Diesen Zusammenhang nicht zu sehen, verblüfft in Deutschland auf den ersten Blick. Denn hier ist der zitierte Absatz von Marx für 40 Jahre praktisch allen Ökonomen und Gesellschaftswissenschaftlern vermittelt worden. Das erklärte Ziel der Regierungspartei im sozialistischen Teil Deutschlands war es von 1949 bis 1989, in der Entwicklung der Produktivkräfte den westlichen, kapitalistischen Teil zu überholen. Daß das nicht gelungen ist und letztlich zum vorläufigen Scheitern des Sozialismus auf deutschem Boden geführt hat, hat im Wesentlichen zwei Ursachen. Beide werden deutlich an den heutigen Prozessen in China, das sich eben anschickt, nicht nur, wie es in der DDR lange propagiert wurde, an das vom Westen erreichte „Weltniveau“ heranzukommen, sondern selbst die Maßstäbe für Weltniveau zu bestimmen. Der erste Fundamentalprozess ist oben anhand einiger nackter Zahlen beschrieben: Innovationen, deren Investitionskosten sich in der DDR nur auf einen Markt von 17 Millionen Menschen oder, wenn innerhalb des Rates für gegenseitige Wirtschaftshilfe (RGW) ausgerollt, auf einen von gut 250 Millionen umlegen ließen, lassen sich innerhalb des chinesischen Marktes auf 1,4 Milliarden Menschen umlegen – in beiden Fällen Exporte ins kapitalistische Ausland außen vor gelassen.

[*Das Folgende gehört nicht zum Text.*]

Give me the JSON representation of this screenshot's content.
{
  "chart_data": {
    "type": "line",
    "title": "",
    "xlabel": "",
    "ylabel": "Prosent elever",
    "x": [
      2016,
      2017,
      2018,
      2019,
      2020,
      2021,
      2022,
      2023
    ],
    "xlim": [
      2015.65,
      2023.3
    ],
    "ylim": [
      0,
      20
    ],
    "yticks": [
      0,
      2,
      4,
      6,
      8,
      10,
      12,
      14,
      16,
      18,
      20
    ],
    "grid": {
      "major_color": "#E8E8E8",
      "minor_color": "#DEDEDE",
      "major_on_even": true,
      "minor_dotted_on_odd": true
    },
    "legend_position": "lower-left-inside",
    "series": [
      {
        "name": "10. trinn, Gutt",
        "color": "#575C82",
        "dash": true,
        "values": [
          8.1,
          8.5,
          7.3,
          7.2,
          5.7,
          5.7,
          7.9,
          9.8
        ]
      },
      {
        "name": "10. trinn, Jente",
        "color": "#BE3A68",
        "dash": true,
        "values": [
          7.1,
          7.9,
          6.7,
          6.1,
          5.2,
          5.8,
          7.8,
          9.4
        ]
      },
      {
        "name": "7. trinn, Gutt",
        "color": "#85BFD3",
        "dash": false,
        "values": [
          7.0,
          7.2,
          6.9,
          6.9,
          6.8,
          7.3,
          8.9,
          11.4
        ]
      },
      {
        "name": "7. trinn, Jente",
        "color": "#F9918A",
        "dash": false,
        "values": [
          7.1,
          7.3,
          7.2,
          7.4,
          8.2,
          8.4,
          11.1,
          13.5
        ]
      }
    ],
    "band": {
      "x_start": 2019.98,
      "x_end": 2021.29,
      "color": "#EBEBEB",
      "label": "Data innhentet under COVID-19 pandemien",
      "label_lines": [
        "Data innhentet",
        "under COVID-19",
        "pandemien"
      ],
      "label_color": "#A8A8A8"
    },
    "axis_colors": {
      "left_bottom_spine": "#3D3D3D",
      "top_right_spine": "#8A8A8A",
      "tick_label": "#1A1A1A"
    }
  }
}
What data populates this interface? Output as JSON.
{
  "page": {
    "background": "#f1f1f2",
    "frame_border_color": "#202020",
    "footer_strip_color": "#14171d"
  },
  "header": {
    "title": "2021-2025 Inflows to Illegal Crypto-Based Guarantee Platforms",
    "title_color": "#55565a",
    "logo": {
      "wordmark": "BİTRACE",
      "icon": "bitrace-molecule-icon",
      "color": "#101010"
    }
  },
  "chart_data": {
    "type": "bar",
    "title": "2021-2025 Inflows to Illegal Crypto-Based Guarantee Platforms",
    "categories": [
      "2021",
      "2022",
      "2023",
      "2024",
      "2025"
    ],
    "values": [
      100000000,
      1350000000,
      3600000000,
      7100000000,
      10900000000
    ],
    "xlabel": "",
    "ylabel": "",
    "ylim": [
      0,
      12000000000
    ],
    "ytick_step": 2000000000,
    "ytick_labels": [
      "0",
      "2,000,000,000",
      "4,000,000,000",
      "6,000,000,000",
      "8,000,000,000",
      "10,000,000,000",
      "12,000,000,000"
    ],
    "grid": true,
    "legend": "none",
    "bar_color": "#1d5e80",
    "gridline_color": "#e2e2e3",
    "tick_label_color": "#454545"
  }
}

Neben diesen Skaleneffekten gibt es einen zweiten Faktor, der noch viel gravierender ist. Am 25. Januar 2024 berichtete die FAZ von einer Umfrage der deutschen Handelskammer in Peking unter Unternehmen im chinesischen Markt. Mehr als die Hälfte geht danach davon aus, daß „chinesische Unternehmen in den kommenden fünf Jahren zum Innovationsführer ihrer Industrie werden. Insbesondere gilt das für die Autobranche, in der die Elektroautohersteller den Markt längst dominieren. … Ulf Reinhardt, Kammervertreter für Südchina, ergänzte: ‚Es ist nicht unsere Geburtsrecht, Marktführer zu sein‘“.

Was den RGW-Staaten beispielsweise mit dem „Sputnik-Schock“, also der Entwicklung von Langstreckenraketen, nur punktuell gelang – die technologische Führerschaft zu übernehmen – gelingt der von der chinesischen KP geleiteten Volksrepublik China zunehmend auf breiter industrieller Front. Das ist das eigentlich Bahnbrechende unserer Zeit und der tiefere Grund für den Abstieg der Marken „Made in Germany“.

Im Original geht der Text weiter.